With the exception of Neal Martin – All other critics prefer Langoa Barton over Beychevelle...
The 2016 Langoa Barton is soft, pliant and absolutely delicious. Succulent red cherry, rose petal, lavender, mocha and sweet spice fill out the wine's mid-weight frame effortlessly. Succulent and inviting, the 2016 is terrific today. The 2016 is marked by its energy and freshness, much of that the result of the Cabernet Franc, which is on the higher end of the range by historical standards. Tasted two times.
Tight and chewy with a solid tannin structure and depth of fruit. Full body and lots of depth and texture. A Barton with lots happening already. Develops beautifully on the palate. Should be better than the 2015.
Exceptionally dark purple. Very meaty, concentrated nose with real lift. Lots of graphite and grit. No spare flesh but truly terroir wine. Sinewy. Bone-dry finish. Very much in its own style. But long and precise.
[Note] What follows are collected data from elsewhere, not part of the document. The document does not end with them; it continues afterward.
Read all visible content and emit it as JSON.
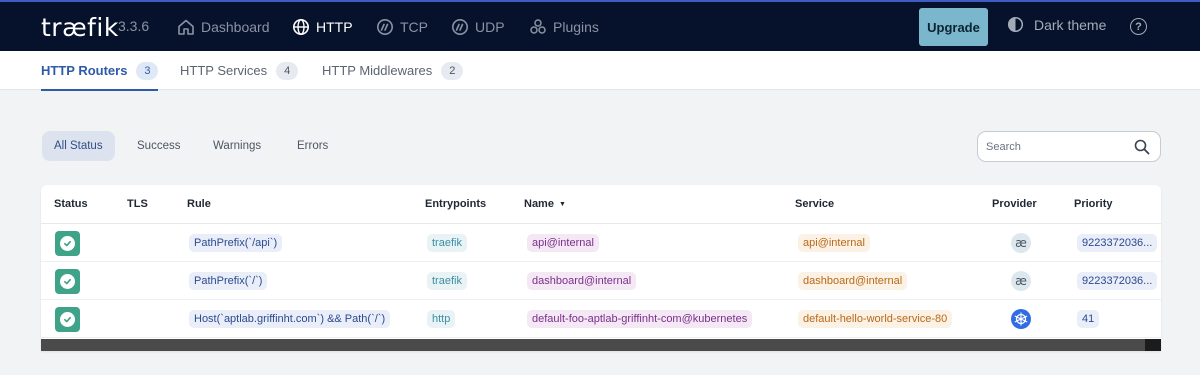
{
  "app": {
    "logo": "træfik",
    "version": "3.3.6"
  },
  "nav": [
    {
      "label": "Dashboard",
      "icon": "home-icon"
    },
    {
      "label": "HTTP",
      "icon": "globe-icon"
    },
    {
      "label": "TCP",
      "icon": "tcp-icon"
    },
    {
      "label": "UDP",
      "icon": "udp-icon"
    },
    {
      "label": "Plugins",
      "icon": "plugins-icon"
    }
  ],
  "header": {
    "upgrade": "Upgrade",
    "theme": "Dark theme",
    "help": "?"
  },
  "subnav": [
    {
      "label": "HTTP Routers",
      "count": "3"
    },
    {
      "label": "HTTP Services",
      "count": "4"
    },
    {
      "label": "HTTP Middlewares",
      "count": "2"
    }
  ],
  "filters": [
    "All Status",
    "Success",
    "Warnings",
    "Errors"
  ],
  "search": {
    "placeholder": "Search"
  },
  "table": {
    "columns": [
      "Status",
      "TLS",
      "Rule",
      "Entrypoints",
      "Name",
      "Service",
      "Provider",
      "Priority"
    ],
    "rows": [
      {
        "status": "success",
        "rule": "PathPrefix(`/api`)",
        "entrypoints": "traefik",
        "name": "api@internal",
        "service": "api@internal",
        "provider": "internal",
        "priority": "9223372036..."
      },
      {
        "status": "success",
        "rule": "PathPrefix(`/`)",
        "entrypoints": "traefik",
        "name": "dashboard@internal",
        "service": "dashboard@internal",
        "provider": "internal",
        "priority": "9223372036..."
      },
      {
        "status": "success",
        "rule": "Host(`aptlab.griffinht.com`) && Path(`/`)",
        "entrypoints": "http",
        "name": "default-foo-aptlab-griffinht-com@kubernetes",
        "service": "default-hello-world-service-80",
        "provider": "kubernetes",
        "priority": "41"
      }
    ]
  },
  "colors": {
    "topbar": "#06122b",
    "accent": "#2f5aa8",
    "upgrade": "#7bb7cc",
    "success": "#3ea388"
  }
}
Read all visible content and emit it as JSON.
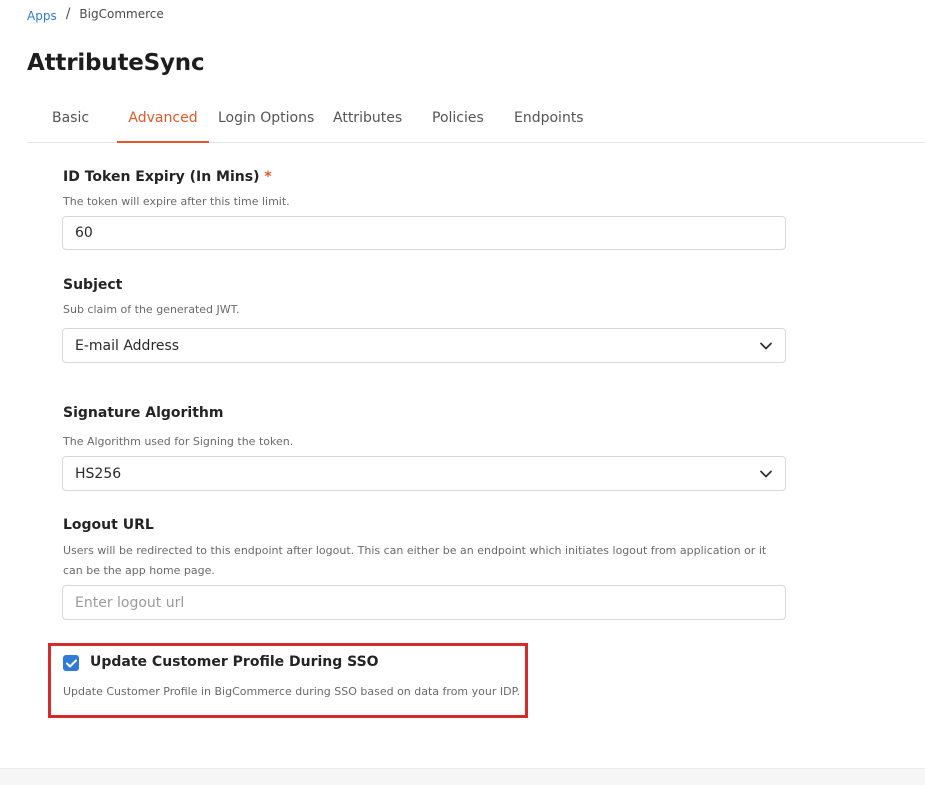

The 2016 Langoa Barton is a blend of 55% Cabernet Sauvignon, 37% Merlot and 8% Cabernet Franc picked between 29 September and 13 October. It is being matured in 60% new oak barrels. It has a very succinct bouquet, with a mixture of black and red fruit, a slight sea spray/estuarine tincture, hints of leather and brown spice in the background. The palate is very harmonious on the entry with a grainy texture. There is good backbone here, maybe just a little foursquare compared to other Saint Julien wines, but it gathers pace towards the finish that displays touches of spice and cedar. Understated and classic Langoa.